“Dictionaries are like watches; the worst is better than none, and the best cannot be expected to go quite true.”
― Samuel Johnson
Welcome back to Professor Bill's School of Wayward Words.
I continue to be surprised by the words in the English language that I did not know existed. As someone who has read and edited for decades, I'm often amazed, not by the technical words or phrases, but by a simple combination of letters that reveals something I'd never seen.
I save these on my computer laptop and am now up to 112.
Here are some of the latest.
Cossetted – It means "pampered."
Chiasm – An intersection or crossing of two tracts in the form of the letter "X". I like to think of it this way: It's the opposite of a "chasm" – that separation between two bodies, such as a canyon. A chiasm ("chi" is the Greek word for "X") is where two bodies connect.
Heuristic – In mathematics or decision making, a heuristic is basically a shortcut. You sacrifice accuracy for speed and say, "Close enough." (Which is the way my wife says I figure out income taxes.)
Porphyry – "A textural term for an igneous rock consisting of large-grained crystals such as feldspar or quartz dispersed in a fine-grained silicate." (I thought it was that stuff you put in small bowls to make a room smell good.)

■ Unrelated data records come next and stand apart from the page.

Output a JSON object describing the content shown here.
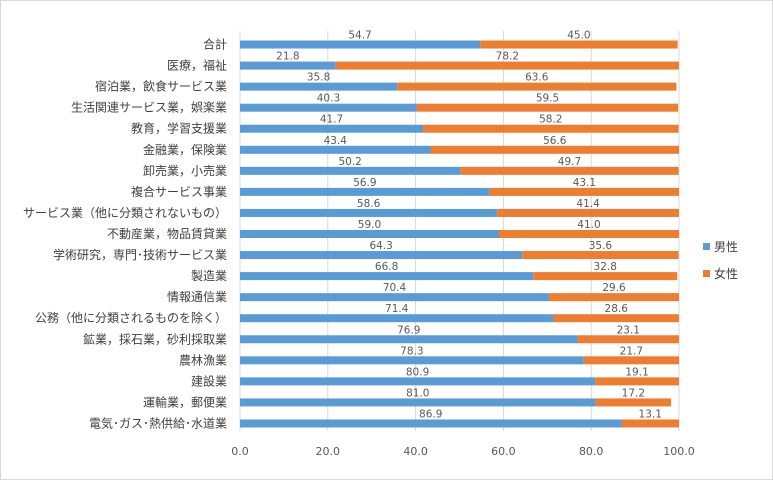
{
  "chart_data": {
    "type": "bar",
    "orientation": "horizontal",
    "stacked": true,
    "categories": [
      "合計",
      "医療，福祉",
      "宿泊業，飲食サービス業",
      "生活関連サービス業，娯楽業",
      "教育，学習支援業",
      "金融業，保険業",
      "卸売業，小売業",
      "複合サービス事業",
      "サービス業（他に分類されないもの）",
      "不動産業，物品賃貸業",
      "学術研究，専門･技術サービス業",
      "製造業",
      "情報通信業",
      "公務（他に分類されるものを除く）",
      "鉱業，採石業，砂利採取業",
      "農林漁業",
      "建設業",
      "運輸業，郵便業",
      "電気･ガス･熱供給･水道業"
    ],
    "series": [
      {
        "name": "男性",
        "color": "#5b9bd5",
        "values": [
          54.7,
          21.8,
          35.8,
          40.3,
          41.7,
          43.4,
          50.2,
          56.9,
          58.6,
          59.0,
          64.3,
          66.8,
          70.4,
          71.4,
          76.9,
          78.3,
          80.9,
          81.0,
          86.9
        ],
        "labels": [
          "54.7",
          "21.8",
          "35.8",
          "40.3",
          "41.7",
          "43.4",
          "50.2",
          "56.9",
          "58.6",
          "59.0",
          "64.3",
          "66.8",
          "70.4",
          "71.4",
          "76.9",
          "78.3",
          "80.9",
          "81.0",
          "86.9"
        ]
      },
      {
        "name": "女性",
        "color": "#ed7d31",
        "values": [
          45.0,
          78.2,
          63.6,
          59.5,
          58.2,
          56.6,
          49.7,
          43.1,
          41.4,
          41.0,
          35.6,
          32.8,
          29.6,
          28.6,
          23.1,
          21.7,
          19.1,
          17.2,
          13.1
        ],
        "labels": [
          "45.0",
          "78.2",
          "63.6",
          "59.5",
          "58.2",
          "56.6",
          "49.7",
          "43.1",
          "41.4",
          "41.0",
          "35.6",
          "32.8",
          "29.6",
          "28.6",
          "23.1",
          "21.7",
          "19.1",
          "17.2",
          "13.1"
        ]
      }
    ],
    "xlim": [
      0,
      100
    ],
    "xticks": [
      "0.0",
      "20.0",
      "40.0",
      "60.0",
      "80.0",
      "100.0"
    ],
    "grid": true,
    "legend_position": "right"
  }
}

Koan – It comes from Zen Buddhism and is a paradox or riddle that illustrates shortfalls in logical reasoning. One of the examples offered is whether a tree falling in the woods creates a sound if there is no one to hear it.
ANOTHER COLLECTION: Yes, I am also still "collecting" license tags, keeping track of different states in my travels since last summer. I was down to two until last week when I spotted Hawaii on a dark gray Honda in front of me at the stoplight. Now I'm down to one – Rhode Island. Providence, I hope, will help me out.
BASEBALL BEGINS: Major League Baseball returns Thursday with the Braves opening in Philadelphia.
I like to think this means my life will return to a little bit of normal, but normal is hard to define anymore. Take our local professional team, the Augusta GreenJackets. They don't begin their season until May.
No April games, which used to be my favorites. The players were all new and the nights were not as humid.
TODAY'S JOKE: A man goes into a drug store and asks the pharmacist if he has anything to cure hiccups.
The druggist leans forward and abruptly slaps the man's face.
"What was that for?" the startled gentleman asks, rubbing his jaw.
"Well," said the pharmacist, "you don't have the hiccups anymore, do you?"
"No," said the man, "but my wife out in the car still does."